25 February 2007

(i'm on a) kick against modern jazz

...getting back to my irregularly scheduled deprogramming. in the post-valentino genre-fest, we're up to:

5 with love Y charles tolliver big band

not too much to say about this, really - it's big and brassy and exciting, pleasingly complex and contrapuntal but hardly groundbreaking. it sounds but exactly like (i)'d expect from modern big band jazz, which is this funny thing because i'm not sure the definition or sound "modern" jazz has changed all that much since the 1960s. i guess the touchstones are thad jones/mel lewis, and before that maybe mingus, though it's really that out there.

so, unlike the moran album, this one doesn't offer very much conceptual content to talk about. i guess the thing would be solos and musicianship, but that kind of thing - instrumentalism in general - doesn't tend to interest me very much at all, on an intellectual level anyway. well, if there's something especially noteworthy going on in the solos here, it's not jumping out at me.

not that there's anything wrong with any of this - well-executed renditions of familiar forms are perfectly fine in my book, in fact it's nice and maybe even necessary to have some (but not too many) of them around; more than anything for the possibility of seeing them live. (and i'm sure tolliver's band would absolutely smoke live.)

but at what point does the making a "normal-sounding" jazz album (something that, again, has not changed very much at all since the early-mid '60s - pop-jazz and fusion aside - hence the phrase "post-bop," which as far as i can tell denotes the era we're still living in) become tantamount to performing a "genre exercise." and(/or) at what point does that phrase take on its negative connotations? on the surface, a straight-ahead modern big-band album like this wouldn't seem to entail the knotty theoretical concerns of someone like sharon jones. (for instance, would we ever get nick s. referring to a jazz artist as semi-fascist? possibly, but only if they were aping, like bix beiderbecke or something.)

possibly because jazz - so far out of the main stream of contemporary socio-cultural concerns - seems likewise to be in a sense outside of history. or rather, it's because lack of formal innovation has become the overwhelming norm in the jazz of the past few decades; that is, not sounding new is hardly news.

i should be careful here, because this argument is veering dangerously close to "gee, all jazz sounds the same to me" territory. except...well, it sort of does. and that's not because i haven't listened to plenty of it. it may be because i don't have a lot of patience for gleaning individual players' soloing styles and what-have-you, unless they're really striking (like bill frisell, for instance - but in that case it's more of a sonic/textural issue.)
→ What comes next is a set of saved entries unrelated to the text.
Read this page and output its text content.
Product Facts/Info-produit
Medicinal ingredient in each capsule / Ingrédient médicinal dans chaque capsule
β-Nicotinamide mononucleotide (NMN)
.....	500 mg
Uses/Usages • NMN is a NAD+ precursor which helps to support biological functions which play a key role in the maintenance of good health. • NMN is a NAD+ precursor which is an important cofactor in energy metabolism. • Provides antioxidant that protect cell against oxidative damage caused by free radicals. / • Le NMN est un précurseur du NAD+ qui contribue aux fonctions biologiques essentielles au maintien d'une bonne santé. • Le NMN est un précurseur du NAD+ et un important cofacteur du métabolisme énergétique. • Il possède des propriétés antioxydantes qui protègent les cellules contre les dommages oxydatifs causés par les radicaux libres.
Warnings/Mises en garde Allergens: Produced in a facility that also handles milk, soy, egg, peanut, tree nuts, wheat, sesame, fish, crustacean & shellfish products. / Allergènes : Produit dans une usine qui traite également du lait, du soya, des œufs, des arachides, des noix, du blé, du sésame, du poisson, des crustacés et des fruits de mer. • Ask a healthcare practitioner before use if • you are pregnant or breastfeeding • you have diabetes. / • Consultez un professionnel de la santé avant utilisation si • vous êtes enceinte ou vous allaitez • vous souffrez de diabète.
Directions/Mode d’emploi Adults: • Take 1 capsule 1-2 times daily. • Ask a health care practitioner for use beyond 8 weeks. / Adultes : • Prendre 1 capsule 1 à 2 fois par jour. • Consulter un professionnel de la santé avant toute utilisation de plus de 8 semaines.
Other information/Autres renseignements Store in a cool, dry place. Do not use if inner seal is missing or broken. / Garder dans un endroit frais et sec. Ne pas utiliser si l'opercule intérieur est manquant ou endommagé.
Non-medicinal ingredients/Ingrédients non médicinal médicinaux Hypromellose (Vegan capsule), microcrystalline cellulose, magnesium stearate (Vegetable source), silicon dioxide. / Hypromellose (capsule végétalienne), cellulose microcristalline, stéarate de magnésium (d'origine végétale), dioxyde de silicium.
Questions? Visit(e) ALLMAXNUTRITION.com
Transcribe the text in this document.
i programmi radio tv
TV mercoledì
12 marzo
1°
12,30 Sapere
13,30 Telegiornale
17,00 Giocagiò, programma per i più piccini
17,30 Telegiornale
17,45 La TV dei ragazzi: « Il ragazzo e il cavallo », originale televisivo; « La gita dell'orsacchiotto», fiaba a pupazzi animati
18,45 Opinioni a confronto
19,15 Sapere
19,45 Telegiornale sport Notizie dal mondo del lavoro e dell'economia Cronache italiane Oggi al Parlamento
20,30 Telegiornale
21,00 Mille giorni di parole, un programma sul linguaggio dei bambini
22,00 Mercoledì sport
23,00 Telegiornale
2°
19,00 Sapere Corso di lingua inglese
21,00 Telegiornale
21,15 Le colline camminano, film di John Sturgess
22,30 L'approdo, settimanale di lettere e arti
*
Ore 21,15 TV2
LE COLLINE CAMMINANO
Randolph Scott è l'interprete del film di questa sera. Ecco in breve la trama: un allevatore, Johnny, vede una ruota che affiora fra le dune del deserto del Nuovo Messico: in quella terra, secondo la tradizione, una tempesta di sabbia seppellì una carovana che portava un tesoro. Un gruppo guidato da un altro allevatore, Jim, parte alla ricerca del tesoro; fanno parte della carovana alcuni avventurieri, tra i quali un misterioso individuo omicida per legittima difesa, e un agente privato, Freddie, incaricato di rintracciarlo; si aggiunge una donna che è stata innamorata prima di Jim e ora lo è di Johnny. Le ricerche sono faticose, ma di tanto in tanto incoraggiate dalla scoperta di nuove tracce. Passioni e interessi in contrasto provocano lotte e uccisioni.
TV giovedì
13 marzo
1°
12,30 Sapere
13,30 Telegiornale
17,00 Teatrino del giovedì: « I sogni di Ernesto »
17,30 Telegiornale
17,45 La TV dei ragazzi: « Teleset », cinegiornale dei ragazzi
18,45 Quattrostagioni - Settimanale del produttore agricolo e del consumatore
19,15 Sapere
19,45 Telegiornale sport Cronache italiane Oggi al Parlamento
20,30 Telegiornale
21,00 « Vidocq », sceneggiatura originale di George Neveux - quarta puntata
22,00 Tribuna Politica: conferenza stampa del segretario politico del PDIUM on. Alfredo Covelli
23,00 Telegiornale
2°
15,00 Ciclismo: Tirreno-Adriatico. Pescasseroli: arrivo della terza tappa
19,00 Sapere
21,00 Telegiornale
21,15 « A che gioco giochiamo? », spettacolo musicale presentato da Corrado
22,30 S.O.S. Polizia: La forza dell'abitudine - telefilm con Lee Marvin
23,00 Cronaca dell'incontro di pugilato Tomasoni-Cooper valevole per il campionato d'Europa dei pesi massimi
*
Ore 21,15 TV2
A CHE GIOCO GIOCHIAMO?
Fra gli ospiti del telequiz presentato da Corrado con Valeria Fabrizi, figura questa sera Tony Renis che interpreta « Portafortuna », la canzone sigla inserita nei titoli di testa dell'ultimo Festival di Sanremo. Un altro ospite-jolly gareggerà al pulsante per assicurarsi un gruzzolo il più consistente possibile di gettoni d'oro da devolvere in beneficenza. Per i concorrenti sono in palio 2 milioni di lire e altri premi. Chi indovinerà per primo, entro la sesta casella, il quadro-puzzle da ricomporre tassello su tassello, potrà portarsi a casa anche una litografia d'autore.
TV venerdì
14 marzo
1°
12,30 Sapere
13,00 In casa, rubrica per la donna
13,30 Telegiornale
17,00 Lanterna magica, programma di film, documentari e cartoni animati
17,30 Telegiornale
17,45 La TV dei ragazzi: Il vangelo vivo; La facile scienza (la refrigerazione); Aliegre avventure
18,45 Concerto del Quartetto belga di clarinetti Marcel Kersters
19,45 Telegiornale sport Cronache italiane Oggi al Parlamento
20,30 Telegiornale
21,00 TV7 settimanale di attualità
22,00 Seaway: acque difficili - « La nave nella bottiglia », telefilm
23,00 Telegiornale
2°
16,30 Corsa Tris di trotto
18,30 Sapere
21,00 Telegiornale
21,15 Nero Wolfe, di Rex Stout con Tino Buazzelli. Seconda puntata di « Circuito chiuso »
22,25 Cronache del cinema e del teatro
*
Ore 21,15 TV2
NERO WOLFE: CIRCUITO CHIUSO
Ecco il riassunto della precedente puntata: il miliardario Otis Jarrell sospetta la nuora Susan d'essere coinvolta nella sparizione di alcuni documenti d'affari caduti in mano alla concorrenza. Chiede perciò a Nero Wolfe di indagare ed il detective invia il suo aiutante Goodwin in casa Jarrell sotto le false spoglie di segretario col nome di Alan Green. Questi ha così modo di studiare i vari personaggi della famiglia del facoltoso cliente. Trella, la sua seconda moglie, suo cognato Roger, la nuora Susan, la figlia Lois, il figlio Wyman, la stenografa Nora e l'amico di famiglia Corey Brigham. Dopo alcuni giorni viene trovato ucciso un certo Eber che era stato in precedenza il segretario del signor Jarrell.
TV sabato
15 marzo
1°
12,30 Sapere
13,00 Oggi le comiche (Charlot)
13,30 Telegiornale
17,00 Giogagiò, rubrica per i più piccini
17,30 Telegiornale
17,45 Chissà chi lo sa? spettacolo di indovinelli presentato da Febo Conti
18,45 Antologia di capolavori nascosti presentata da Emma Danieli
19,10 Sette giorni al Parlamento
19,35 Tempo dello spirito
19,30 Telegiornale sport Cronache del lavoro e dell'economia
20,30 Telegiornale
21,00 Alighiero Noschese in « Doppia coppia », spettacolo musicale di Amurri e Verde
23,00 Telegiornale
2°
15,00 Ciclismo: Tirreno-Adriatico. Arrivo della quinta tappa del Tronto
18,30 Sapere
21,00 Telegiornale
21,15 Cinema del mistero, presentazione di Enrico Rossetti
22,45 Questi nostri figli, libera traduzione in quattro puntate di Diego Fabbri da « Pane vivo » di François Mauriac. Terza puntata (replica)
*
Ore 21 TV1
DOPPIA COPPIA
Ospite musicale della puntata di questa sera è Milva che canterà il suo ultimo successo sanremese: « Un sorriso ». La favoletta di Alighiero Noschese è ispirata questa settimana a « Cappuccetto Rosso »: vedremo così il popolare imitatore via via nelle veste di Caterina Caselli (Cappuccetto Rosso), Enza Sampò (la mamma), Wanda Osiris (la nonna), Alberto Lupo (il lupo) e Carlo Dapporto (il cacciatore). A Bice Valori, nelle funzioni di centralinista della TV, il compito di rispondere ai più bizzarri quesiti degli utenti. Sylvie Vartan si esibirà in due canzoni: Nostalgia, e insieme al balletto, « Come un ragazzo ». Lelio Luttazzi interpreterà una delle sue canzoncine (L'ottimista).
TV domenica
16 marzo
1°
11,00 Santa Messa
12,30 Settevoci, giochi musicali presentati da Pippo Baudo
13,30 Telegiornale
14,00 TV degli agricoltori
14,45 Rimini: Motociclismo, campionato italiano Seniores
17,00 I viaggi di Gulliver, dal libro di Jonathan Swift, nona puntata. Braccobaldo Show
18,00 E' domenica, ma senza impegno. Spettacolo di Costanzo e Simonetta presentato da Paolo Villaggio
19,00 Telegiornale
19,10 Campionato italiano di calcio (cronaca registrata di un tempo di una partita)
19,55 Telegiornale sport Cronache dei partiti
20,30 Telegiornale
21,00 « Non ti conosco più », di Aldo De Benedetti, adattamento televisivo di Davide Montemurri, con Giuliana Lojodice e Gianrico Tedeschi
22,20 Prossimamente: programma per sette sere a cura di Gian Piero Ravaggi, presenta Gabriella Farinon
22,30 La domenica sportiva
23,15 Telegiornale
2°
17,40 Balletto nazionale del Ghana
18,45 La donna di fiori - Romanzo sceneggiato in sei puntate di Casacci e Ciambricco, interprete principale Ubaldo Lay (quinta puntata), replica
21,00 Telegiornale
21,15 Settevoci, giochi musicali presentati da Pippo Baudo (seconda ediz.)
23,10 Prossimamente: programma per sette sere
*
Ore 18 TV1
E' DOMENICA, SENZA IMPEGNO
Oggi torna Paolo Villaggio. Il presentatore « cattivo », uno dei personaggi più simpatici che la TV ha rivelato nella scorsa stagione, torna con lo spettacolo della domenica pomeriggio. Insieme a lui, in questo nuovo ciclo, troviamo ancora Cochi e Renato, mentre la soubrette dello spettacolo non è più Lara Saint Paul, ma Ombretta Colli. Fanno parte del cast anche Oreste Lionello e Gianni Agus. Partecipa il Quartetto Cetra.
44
[actually, there is something else going on - a bigger question, which i can't start to tackle right now, about how much i conceive of music metonymically, as it were - listening to/considering albums as exemplars of their particular genre/style, rather than in and of themselves. it's sort of an art/craft distinction, and sort of an issue about the individuality/specificity of artists/performers. mmmm...remind me to talk about it later.]

so what we're left with, perhaps, is two possible directions for "modern jazz," exemplified by the jason moran record (high-concept, self-aware, gimmicky) and the charles tolliver record (musically "pure," straightforward, unoriginal.) i happen to like both of these albums, or in any case i actively enjoy listening to them, which amounts to the same thing. but i'm not necessarily crazy about either of these as primary moduses operandi for contemporary jazz, and i have the sense that i might not actually like them as much if i was more familiar with lots of other records that i presume are out there doing similar things. can't say for sure though. and in any case, there are other things going on in jazz. maybe i'll get to that in another week or two.